Kaji Junko, Higashi Midoriko, Sakaguchi Yoshiro, Maki Jun, Kai Tetsuya, Yamaura Ken, Hoka Sumio
Department of Anesthesiology and Critical Care Medicine, Kyushu University Hospital, Fukuoka 812-8582.
Masui. 2010 Dec;59(12):1526-8.
Goldenhar syndrome is associated with difficult airway due to the characteristic craniofacial anomalies such as hypoplasia of the mandible and molar bones. We present our method of fiberoptic intubation using two tracheal tubes for a girl with Goldenhar syndrome undergoing cochlear implant surgery. She had received general anesthesia for dental treatment one year before, but the treatment had been cancelled because of the failure of tracheal intubation. We induced anesthesia for her with inhalation of sevoflurane and nitrous oxide. After obtaining a stable anesthetic level, we inserted two tracheal tubes from the right and left nostrils, one for a tracheal tube and the other for a nasopharyngeal airway. During the procedure, the fiberscope was advanced through the tracheal tube with a slit connector, and her ventilation was assisted through the nasopharyngeal airway with her mouth closed by a tape to avoid a leak of ventilating gas. Using this two-tube method, we successfully intubated the trachea of a patient Goldenhar syndrome.
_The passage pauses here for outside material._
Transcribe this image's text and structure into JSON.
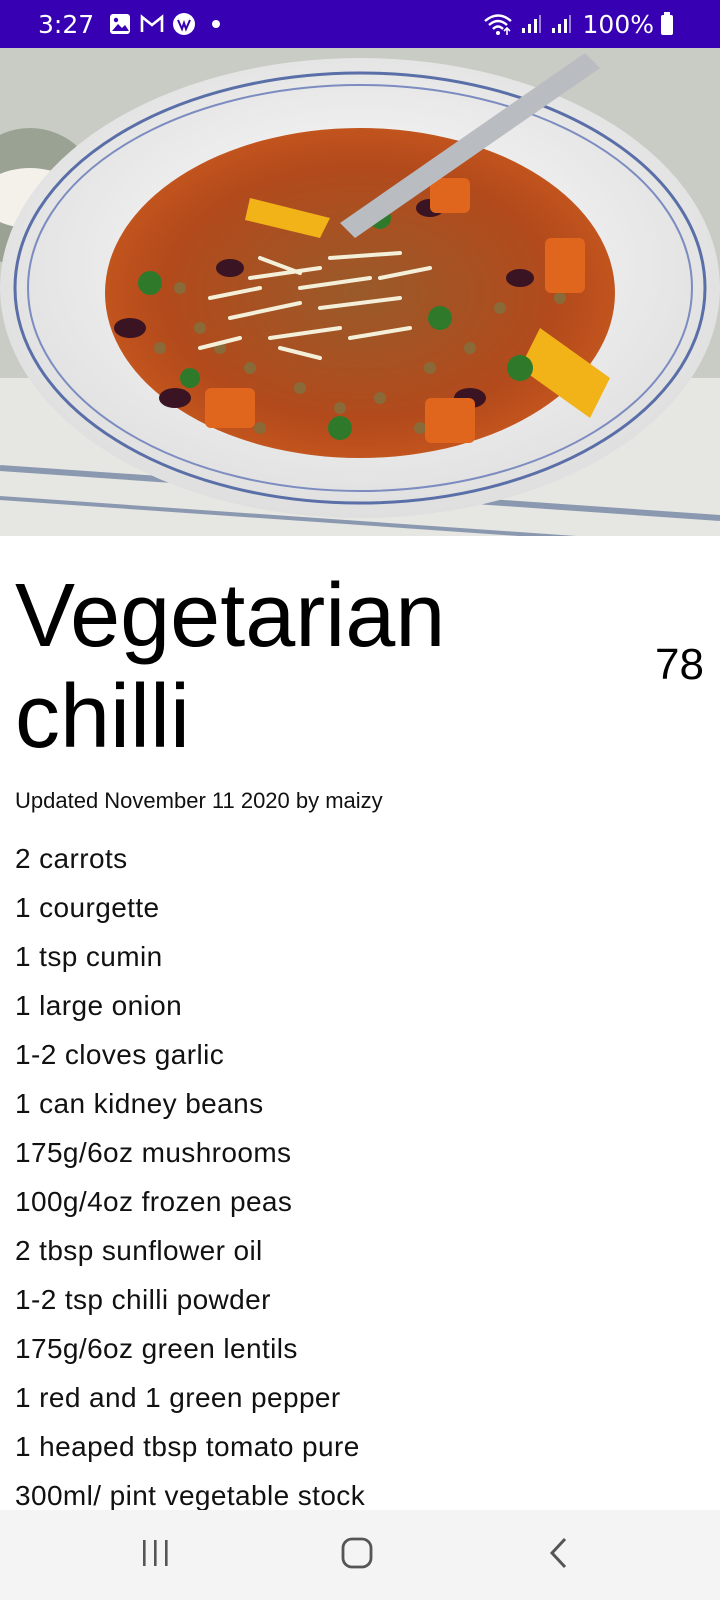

Goldenhar综合征因下颌骨和磨牙骨发育不全等典型颅面畸形而与困难气道相关。我们介绍了为一名患有Goldenhar综合征的女童在进行人工耳蜗植入手术时使用两根气管导管进行纤维支气管镜引导插管的方法。她在一年前因牙科治疗接受过全身麻醉,但因气管插管失败而取消了治疗。我们通过吸入七氟醚和氧化亚氮为她诱导麻醉。在达到稳定的麻醉平面后,我们从左右鼻孔插入两根气管导管,一根作为气管导管,另一根作为鼻咽通气道。在操作过程中,纤维支气管镜通过带有狭缝连接器的气管导管推进,通过用胶带封闭其口腔经鼻咽通气道辅助通气,以避免通气气体泄漏。使用这种双管法,我们成功地为一名Goldenhar综合征患者进行了气管插管。